I must admit that this used to be the time of the year that I struggled with how to teach my child who has autism about the Resurrection. As Easter approached she sensed the anticipation. She could feel that there was something different in the days as we waited with wonder and expectation for Sunday morning. She understood the joy and even picked up on the traditional greeting, “He is risen!” and its response, “The Lord is risen indeed”. The bigger issue, for me, became how to make this real throughout the year? How do I make her feel and understand the enormity of the sacrifice made for her beyond Easter morning?
There are so many options available to us as modern day parents to teach our children, in a tangible way, about the truth of the Resurrection. Resurrection eggs, empty tomb cookies and rolls, and countless books written just for them. I used all of these when I served as a director of children’s ministries. All of those and so many other activities are perfect ways to share the Good News with children. Well…with typically functioning children. For a child with autism, sometimes these lessons get through but, more often than not, they fail to make the connection for a child who is more literal.
The answer came in the simplest way. Walking into pre-school every day we walked past a wall lined with crosses. She was charmed by each and every one. Every day she would pick a new one to stand in front of and just take in every little detail. And so I began to ask her what they were. She answered “cross” but wouldn’t answer any more questions. I continued to talk to her about Jesus, hoping that it was all sinking in and that she was feeling connected to an ancient truth that I felt powerless to make truly real to her. That her Savior had loved her so much, He had given His life in order to ransom hers.

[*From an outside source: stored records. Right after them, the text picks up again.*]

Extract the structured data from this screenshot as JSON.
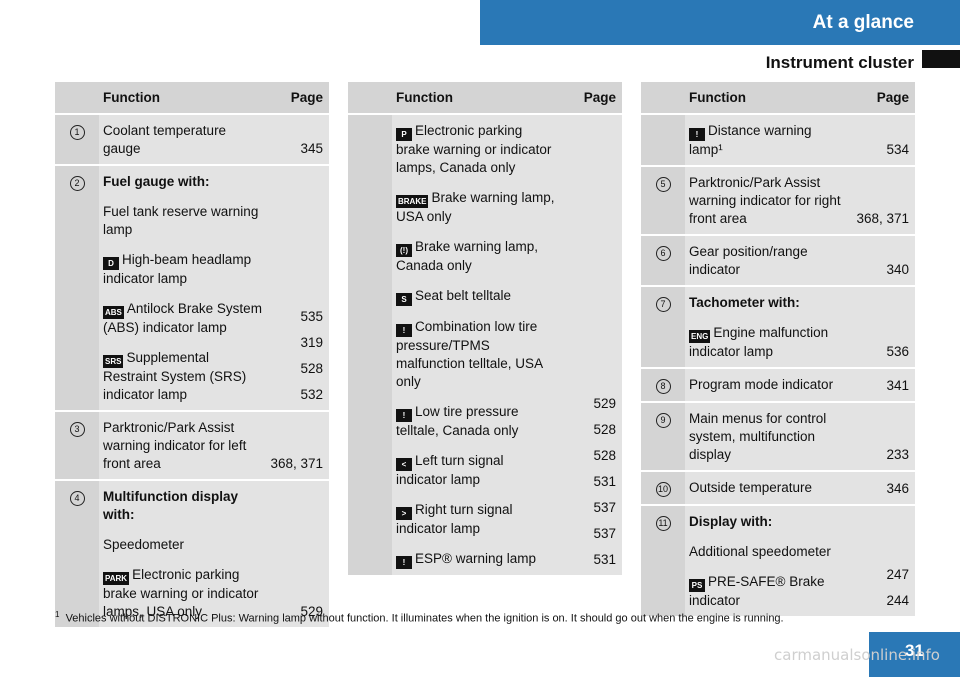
{
  "header": {
    "title": "At a glance",
    "section": "Instrument cluster"
  },
  "columns": {
    "function": "Function",
    "page": "Page"
  },
  "col1": [
    {
      "num": "1",
      "items": [
        {
          "text": "Coolant temperature gauge",
          "page": "345"
        }
      ]
    },
    {
      "num": "2",
      "items": [
        {
          "text": "Fuel gauge with:",
          "bold": true,
          "page": ""
        },
        {
          "text": "Fuel tank reserve warning lamp",
          "page": "535"
        },
        {
          "icon": "D",
          "text": "High-beam headlamp indicator lamp",
          "page": "319"
        },
        {
          "icon": "ABS",
          "text": "Antilock Brake System (ABS) indicator lamp",
          "page": "528"
        },
        {
          "icon": "SRS",
          "text": "Supplemental Restraint System (SRS) indicator lamp",
          "page": "532"
        }
      ]
    },
    {
      "num": "3",
      "items": [
        {
          "text": "Parktronic/Park Assist warning indicator for left front area",
          "page": "368, 371"
        }
      ]
    },
    {
      "num": "4",
      "items": [
        {
          "text": "Multifunction display with:",
          "bold": true,
          "page": ""
        },
        {
          "text": "Speedometer",
          "page": ""
        },
        {
          "icon": "PARK",
          "text": "Electronic parking brake warning or indicator lamps, USA only",
          "page": "529"
        }
      ]
    }
  ],
  "col2": [
    {
      "num": "",
      "items": [
        {
          "icon": "P",
          "text": "Electronic parking brake warning or indicator lamps, Canada only",
          "page": "529"
        },
        {
          "icon": "BRAKE",
          "text": "Brake warning lamp, USA only",
          "page": "528"
        },
        {
          "icon": "(!)",
          "text": "Brake warning lamp, Canada only",
          "page": "528"
        },
        {
          "icon": "S",
          "text": "Seat belt telltale",
          "page": "531"
        },
        {
          "icon": "!",
          "text": "Combination low tire pressure/TPMS malfunction telltale, USA only",
          "page": "537"
        },
        {
          "icon": "!",
          "text": "Low tire pressure telltale, Canada only",
          "page": "537"
        },
        {
          "icon": "<",
          "text": "Left turn signal indicator lamp",
          "page": ""
        },
        {
          "icon": ">",
          "text": "Right turn signal indicator lamp",
          "page": ""
        },
        {
          "icon": "!",
          "text": "ESP® warning lamp",
          "page": "531"
        }
      ]
    }
  ],
  "col3": [
    {
      "num": "",
      "items": [
        {
          "icon": "!",
          "text": "Distance warning lamp¹",
          "page": "534"
        }
      ]
    },
    {
      "num": "5",
      "items": [
        {
          "text": "Parktronic/Park Assist warning indicator for right front area",
          "page": "368, 371"
        }
      ]
    },
    {
      "num": "6",
      "items": [
        {
          "text": "Gear position/range indicator",
          "page": "340"
        }
      ]
    },
    {
      "num": "7",
      "items": [
        {
          "text": "Tachometer with:",
          "bold": true,
          "page": ""
        },
        {
          "icon": "ENG",
          "text": "Engine malfunction indicator lamp",
          "page": "536"
        }
      ]
    },
    {
      "num": "8",
      "items": [
        {
          "text": "Program mode indicator",
          "page": "341"
        }
      ]
    },
    {
      "num": "9",
      "items": [
        {
          "text": "Main menus for control system, multifunction display",
          "page": "233"
        }
      ]
    },
    {
      "num": "10",
      "items": [
        {
          "text": "Outside temperature",
          "page": "346"
        }
      ]
    },
    {
      "num": "11",
      "items": [
        {
          "text": "Display with:",
          "bold": true,
          "page": ""
        },
        {
          "text": "Additional speedometer",
          "page": "247"
        },
        {
          "icon": "PS",
          "text": "PRE-SAFE® Brake indicator",
          "page": "244"
        }
      ]
    }
  ],
  "footnote": {
    "mark": "1",
    "text": "Vehicles without DISTRONIC Plus: Warning lamp without function. It illuminates when the ignition is on. It should go out when the engine is running."
  },
  "page_number": "31",
  "watermark": "carmanualsonline.info"
}
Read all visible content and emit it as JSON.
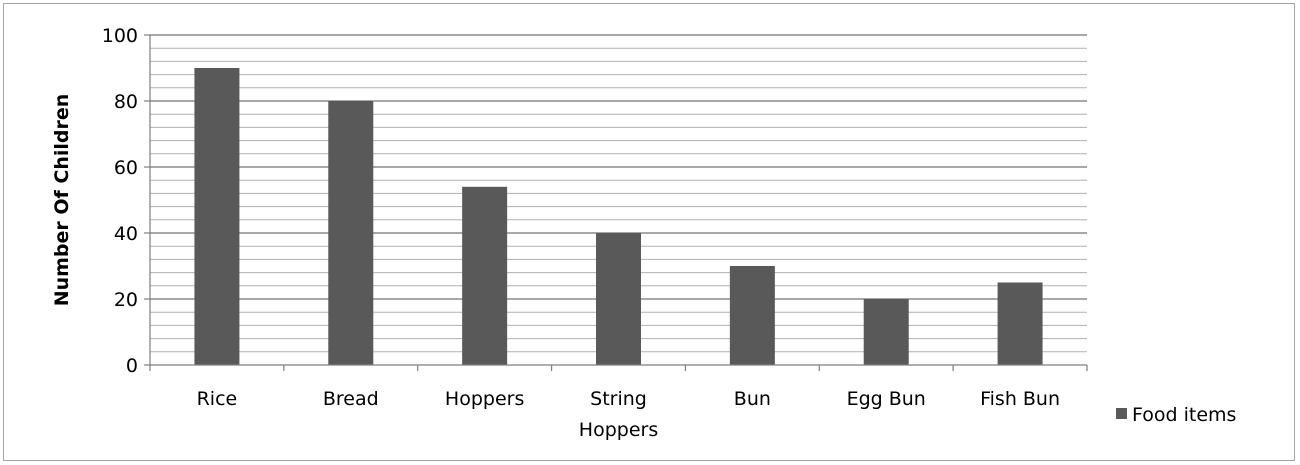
{
  "chart_data": {
    "type": "bar",
    "categories": [
      "Rice",
      "Bread",
      "Hoppers",
      "String Hoppers",
      "Bun",
      "Egg Bun",
      "Fish Bun"
    ],
    "category_lines": [
      [
        "Rice"
      ],
      [
        "Bread"
      ],
      [
        "Hoppers"
      ],
      [
        "String",
        "Hoppers"
      ],
      [
        "Bun"
      ],
      [
        "Egg Bun"
      ],
      [
        "Fish Bun"
      ]
    ],
    "series": [
      {
        "name": "Food items",
        "values": [
          90,
          80,
          54,
          40,
          30,
          20,
          25
        ],
        "color": "#595959"
      }
    ],
    "title": "",
    "xlabel": "",
    "ylabel": "Number Of Children",
    "ylim": [
      0,
      100
    ],
    "major_ticks": [
      0,
      20,
      40,
      60,
      80,
      100
    ],
    "minor_step": 4,
    "grid": true,
    "legend": {
      "position": "right",
      "label": "Food items"
    }
  }
}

Then one day, one beautiful day, we walked past the crosses. She stopped in front of one that depicted the life of Jesus. I watched as her eyes took in every little detail and I asked, “what is that?”. She answered, “cross”. I asked, “What does it mean?” and she answered “Jesus”. I told her that the cross means that Jesus loves us. And she repeated it to me. Over and over. “Jesus loves us. Jesus loves us. Jesus loves us.” I watched while it took hold in her heart.
Though I had known that God’s ways exceed all my expectations, in that moment I felt that truth become so real to me. I realized that God’s love was not something that I needed to push on my child. She already had a relationship with Him. He didn’t die on the cross only to ignore the needs of those who learn differently. My job was simply to place truth before her and to let God do the rest.